I've no doubt that they're discussed, and I'm not suggesting that government should try to set monetary policy, but just as the bank forecasts things about government fiscal policy and takes an interest in government fiscal documents when setting its policy, surely government looks at what the Bank of Canada is saying and its own reporting on its own policy-making and the factors that influence its decisions, and then incorporates that, I would hope, into its own fiscal policy-making. It's not because the two are the same. It's not because it's the job of the government to set monetary policy, but because it has to create its fiscal policy with some awareness of what the monetary policy situation is.

In a context, which we seem to be in, where the Bank of Canada wants to reduce prices in the housing market, and we see banks moving to try to rightly help Canadians, but that has an effect of slowing price decreases in the housing market, what kind of fiscal policy could help Canadians who are stuck in this trap so that we don't see persistently climbing interest rates cause more Canadians to find that their mortgages are in jeopardy because interest rates have gone higher?

It seems to me that we're caught. We don't want more Canadians to be in a more difficult position than they already are, and we don't want the folks who are already in a difficult position to be sacrificed on the altar of getting Canada's housing bubble under control.
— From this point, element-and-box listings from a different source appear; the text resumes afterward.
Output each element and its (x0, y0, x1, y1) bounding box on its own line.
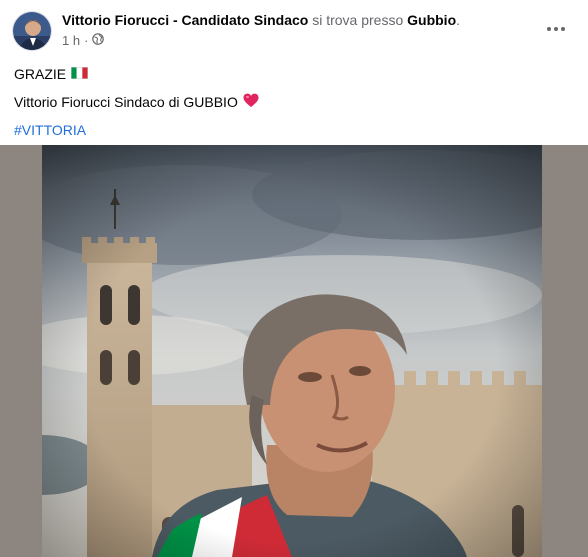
post-line-3: #VITTORIA (14, 116, 259, 144)
post-photo-container[interactable] (0, 145, 588, 557)
post-line-1-text: GRAZIE (14, 66, 67, 82)
post-header: Vittorio Fiorucci - Candidato Sindaco si… (0, 0, 588, 56)
place-name-link[interactable]: Gubbio (407, 12, 456, 28)
italian-flag-icon (71, 65, 89, 83)
meta-separator: · (84, 32, 89, 48)
profile-picture (13, 12, 51, 50)
place-suffix: . (456, 12, 461, 28)
ellipsis-icon (546, 19, 566, 37)
post-line-1: GRAZIE (14, 60, 259, 88)
post-timestamp[interactable]: 1 h (62, 33, 80, 48)
hashtag-link[interactable]: #VITTORIA (14, 121, 86, 139)
post-line-2-text: Vittorio Fiorucci Sindaco di GUBBIO (14, 94, 238, 110)
post-meta: 1 h · (62, 32, 105, 48)
post-text: GRAZIE Vittorio Fiorucci Sindaco di GUBB… (14, 60, 259, 144)
globe-icon (92, 33, 105, 48)
red-heart-icon (243, 93, 259, 112)
post-line-2: Vittorio Fiorucci Sindaco di GUBBIO (14, 88, 259, 116)
author-name-link[interactable]: Vittorio Fiorucci - Candidato Sindaco (62, 12, 308, 28)
avatar[interactable] (12, 11, 52, 51)
post-author-line: Vittorio Fiorucci - Candidato Sindaco si… (62, 11, 460, 29)
post-photo[interactable] (42, 145, 542, 557)
more-options-button[interactable] (542, 14, 570, 42)
checkin-text: si trova presso (312, 12, 404, 28)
What are some fiscal policy ideas the government has looked at that might mitigate that difficult trap that we seem to find ourselves in?

11:40 a.m.

Director General, Financial Stability and Capital Markets Division, Financial Sector Policy Branch, Department of Finance

Robert Sample

I have just one point to make before my colleague Julie will have more to say.

In terms of monitoring the situation of how actually these cases, these variable-rate mortgages...there will be an issue that is being managed with fixed-rate mortgages as well. With those mortgages that were taken out in 2021, if they're five-year fixed, there could be a payment increase five years down the road from that, so that is coming up as well.

It's early days, but OSFI is monitoring how financial institutions are managing these cases. Please direct your questions to OFSI on this, but there is some evidence that a number of borrowers are increasing their payments.

Some will be seeking hardship relief and other things, but there definitely seem to be some borrowers who are choosing to increase their monthly payments and are able to manage that. That draws on the points my colleague Matt was making about the financial position of Canadians. This is early days and something that requires further monitoring, but I just wanted to make that point.